The research is comprised of three empirical studies. In the first section of this research, three existing social biomimicry cases in diverse contexts - a university course, a student club, and an online platform - were investigated and analysed from a socio-technical system (STS) perspective. An STS perspective is a combination of technical systems which are designed for a particular purpose, and social systems which evolve dependent upon the external environment and technical systems. Although designers are unable to directly design the social system, through a configuration of the technical system they can design for them. By looking at social biomimicry cases from an STS perspective, we are able to scrutinise the processes of how natural phenomena are applied to designing technical systems and how they interact with human societies. This research discovered that social biomimicry follows the typical problem or solution-driven biomimicry process, and well as exhibiting some distinct patterns: The natural principles are applied to the technical system’s schematic design, whilst its details are more dependent on the users’ characteristics and design knowledge of the technical system. The practices of social biomimicry follow the iterations of implementation, evaluation, and redesign whereby designers adjust the technical system as a response to its interactions with the social system. This study suggests that databases or tools need to support drivers of analogies in social biomimicry. Additionally, designers’ expertise in understanding and influencing of human behaviours is required to lessen the gaps between humans and other species.

The second and third parts are based on a research through design approach, this assists researchers with being more conscious of their design activities and for acquiring the tacit knowledge and decision-making processes which are unable to seen from a third person perspective. The second and third parts address social biomimicry in a specific context: the online platform’s design for open collaboration inspired by social insects’ self-organisation.

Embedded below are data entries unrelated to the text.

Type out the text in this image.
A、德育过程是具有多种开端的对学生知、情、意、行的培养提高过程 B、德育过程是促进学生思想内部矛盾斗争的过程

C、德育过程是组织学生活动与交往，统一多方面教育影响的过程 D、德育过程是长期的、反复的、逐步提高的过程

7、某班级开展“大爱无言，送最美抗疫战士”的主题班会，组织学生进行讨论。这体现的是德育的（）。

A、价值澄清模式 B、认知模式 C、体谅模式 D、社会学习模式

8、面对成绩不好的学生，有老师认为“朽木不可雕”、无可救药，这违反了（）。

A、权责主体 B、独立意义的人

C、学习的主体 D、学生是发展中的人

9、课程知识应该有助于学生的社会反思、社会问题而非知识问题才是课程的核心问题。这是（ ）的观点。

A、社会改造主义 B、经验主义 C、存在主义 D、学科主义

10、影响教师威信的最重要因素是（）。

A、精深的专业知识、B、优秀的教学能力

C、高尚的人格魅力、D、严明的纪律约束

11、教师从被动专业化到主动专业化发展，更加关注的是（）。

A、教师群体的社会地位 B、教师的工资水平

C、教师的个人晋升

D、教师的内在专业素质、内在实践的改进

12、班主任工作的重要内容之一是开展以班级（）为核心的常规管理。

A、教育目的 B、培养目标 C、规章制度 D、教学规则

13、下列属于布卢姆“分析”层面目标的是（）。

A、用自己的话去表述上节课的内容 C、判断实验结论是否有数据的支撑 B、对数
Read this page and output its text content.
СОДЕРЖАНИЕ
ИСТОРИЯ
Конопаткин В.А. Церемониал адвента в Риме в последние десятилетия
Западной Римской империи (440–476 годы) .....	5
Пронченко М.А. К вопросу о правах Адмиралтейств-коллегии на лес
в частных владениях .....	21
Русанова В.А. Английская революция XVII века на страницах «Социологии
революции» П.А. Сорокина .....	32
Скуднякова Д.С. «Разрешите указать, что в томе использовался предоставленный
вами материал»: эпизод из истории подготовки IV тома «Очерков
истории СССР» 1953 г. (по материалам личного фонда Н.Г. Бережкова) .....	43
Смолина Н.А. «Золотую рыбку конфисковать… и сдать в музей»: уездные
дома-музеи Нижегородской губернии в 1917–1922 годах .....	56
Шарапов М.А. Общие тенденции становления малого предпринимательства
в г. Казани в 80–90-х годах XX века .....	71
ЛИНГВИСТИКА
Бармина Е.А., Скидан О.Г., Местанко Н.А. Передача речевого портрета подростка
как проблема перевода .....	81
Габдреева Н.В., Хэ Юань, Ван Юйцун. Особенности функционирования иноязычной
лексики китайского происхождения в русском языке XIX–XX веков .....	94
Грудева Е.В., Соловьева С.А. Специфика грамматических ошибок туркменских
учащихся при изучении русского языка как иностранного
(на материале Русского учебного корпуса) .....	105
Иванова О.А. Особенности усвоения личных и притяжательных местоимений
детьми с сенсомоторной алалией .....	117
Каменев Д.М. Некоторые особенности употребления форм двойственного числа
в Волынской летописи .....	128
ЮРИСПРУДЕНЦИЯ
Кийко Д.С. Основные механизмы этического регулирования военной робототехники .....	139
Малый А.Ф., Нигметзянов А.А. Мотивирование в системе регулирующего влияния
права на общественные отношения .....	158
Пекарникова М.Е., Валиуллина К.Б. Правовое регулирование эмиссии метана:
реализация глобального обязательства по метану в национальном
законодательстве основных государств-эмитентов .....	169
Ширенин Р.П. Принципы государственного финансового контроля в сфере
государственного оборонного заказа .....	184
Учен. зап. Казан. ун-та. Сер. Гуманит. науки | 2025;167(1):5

In the second part, the open collaboration platform design framework was developed based on a review of past research of social insects’ self-organisation, open collaboration, and its organisational design. Additionally, applying the framework was demonstrated through a development and analysis of online platforms. The framework development process indicates that while natural principles have inspired the overall frame, design knowledge acts as a practical guideline that fills the gap between social systems and ecological systems. Moreover, the application cases show the framework’s potential in devising the integration and distribution of tasks and communication on a platform according to the goals, actors, and available resources. The cues and stigmergy of social insects could also act as a reference to improve the communication efficiency.

In the third part of this research, to enable social problem-solving, an open collaborative platform was designed using the framework developed in the second study. This platform was operated as a startup for some social problem-solving projects to be performed. Dependent upon the experience of the researcher in social biomimicry and investigations into how the project participants interacted with the platform, social biomimicry has limitations in considering the external environment and developmental procedure of the organisations. It is not practically possible to account for all hierarchical and procedural factors in social biomimicry. Nevertheless, the possible impact of the outcomes of social biomimicry implies that positing it as simply an attempt to gain inspiration from nature cannot excuse justifying those limitations. Consequently, the social biomimicry methodology requires support for the designers to perceive and address social biomimicry limitations.

This research is limited to understanding social biomimicry practices. In the second part of this research a design framework was developed, although it should be regarded as a means for exploring social biomimicry rather than as a complete design method. Although this research does not suggest methodologies nor does it verify their practical efficacy, it has meaning as an empirical study of social biomimicry which acts as a reference for social biomimicry practice and as a foundation for methodology development.